Born around 1874 near Monkwearmouth Shore’s ferryboat landing, Brown spent the majority of his life living near Sunderland’s East End waterfront, where most of his rescues took place.
Some were undertaken by diving below the surface, a skill learnt by diving for pennies in the public baths.
His first rescue came at the age of 16 when a boy named John Wilkinson fell overboard near Hardcastle’s slipway. Running from his home at Dean’s Yard, Brown dived into the river still wearing his sea boots. Unusually, the water was clear with good visibility allowing him to find and recover Wilkinson from the river bed.
About 1901, Monkwearmouth man John Hutchinson fell into the Wear, resulting in Brown swimming 300 yards to reach him.
In doing so, he became exhausted and was almost forced to give up just as Hutchinson was sinking.
Fortunately, he regained sufficient strength and managed to drag the unconscious casualty to the riverside.
On July 13, 1914, Brown recovered the lifeless body of a six-year-old boy using grappling irons after the child had struck his head and fallen into the river while jumping from the quayside onto the paddle box of the tug Marsden.
At 14, Brown had gone to sea in sailing ships, then served 14 and a half years as a stoker with the Royal Naval Reserve. He was called up for war service in 1914 but discharged in 1917 after injuring his back.

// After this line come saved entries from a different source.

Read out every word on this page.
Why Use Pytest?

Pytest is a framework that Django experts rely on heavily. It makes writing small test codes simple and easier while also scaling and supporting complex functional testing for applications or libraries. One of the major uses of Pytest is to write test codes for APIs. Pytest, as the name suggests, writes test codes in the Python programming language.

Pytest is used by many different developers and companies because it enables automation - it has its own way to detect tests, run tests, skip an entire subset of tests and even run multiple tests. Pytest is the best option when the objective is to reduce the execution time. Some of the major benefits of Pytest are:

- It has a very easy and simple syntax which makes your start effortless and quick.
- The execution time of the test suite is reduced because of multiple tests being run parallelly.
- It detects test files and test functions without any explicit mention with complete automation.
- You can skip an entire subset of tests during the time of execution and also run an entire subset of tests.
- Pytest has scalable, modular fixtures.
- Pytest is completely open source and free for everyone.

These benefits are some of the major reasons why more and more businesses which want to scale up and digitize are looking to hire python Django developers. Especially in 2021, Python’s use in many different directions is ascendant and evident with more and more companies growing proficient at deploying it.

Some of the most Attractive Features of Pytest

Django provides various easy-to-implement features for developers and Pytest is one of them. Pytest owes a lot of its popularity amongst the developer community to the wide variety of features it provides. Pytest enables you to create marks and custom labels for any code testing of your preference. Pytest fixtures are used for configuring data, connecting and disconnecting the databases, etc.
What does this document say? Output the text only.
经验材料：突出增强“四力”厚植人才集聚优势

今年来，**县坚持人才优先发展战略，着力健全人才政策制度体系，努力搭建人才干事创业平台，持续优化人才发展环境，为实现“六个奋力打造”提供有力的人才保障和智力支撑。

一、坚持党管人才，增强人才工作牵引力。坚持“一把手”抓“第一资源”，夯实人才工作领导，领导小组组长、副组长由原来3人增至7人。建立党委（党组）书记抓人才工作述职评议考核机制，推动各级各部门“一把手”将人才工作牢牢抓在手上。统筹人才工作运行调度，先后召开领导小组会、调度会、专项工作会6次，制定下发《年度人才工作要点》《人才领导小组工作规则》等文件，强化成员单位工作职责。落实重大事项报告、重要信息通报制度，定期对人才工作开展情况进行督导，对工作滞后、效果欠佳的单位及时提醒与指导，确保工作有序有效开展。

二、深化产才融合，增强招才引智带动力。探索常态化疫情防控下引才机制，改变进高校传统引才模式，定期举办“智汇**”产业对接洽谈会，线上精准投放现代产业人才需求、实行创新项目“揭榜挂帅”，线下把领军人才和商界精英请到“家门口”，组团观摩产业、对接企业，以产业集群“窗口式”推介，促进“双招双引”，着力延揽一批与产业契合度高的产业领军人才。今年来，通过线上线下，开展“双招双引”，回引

Afterwards, he acted as ships’ watchman in the docks and on the river.
On June 6, 1918, 17-year-old Henry Baker of Havelock Street overbalanced on the Low Quay steps and fell into the water. 18-year-old Alfred Rodenby jumped in to save him but the panicking Baker almost dragged his rescuer under. Despite the danger and his injured back, Brown leapt into the river and brought both youths ashore, where a river policeman resuscitated Baker. This was the thirty-second occasion on which Brown had saved life.
A girl called Lizzie Lebihan was the subject of rescue number 37, which came in 1919. After falling from Low Quay and having gone down for a third time, the youngster was brought nine feet to the surface.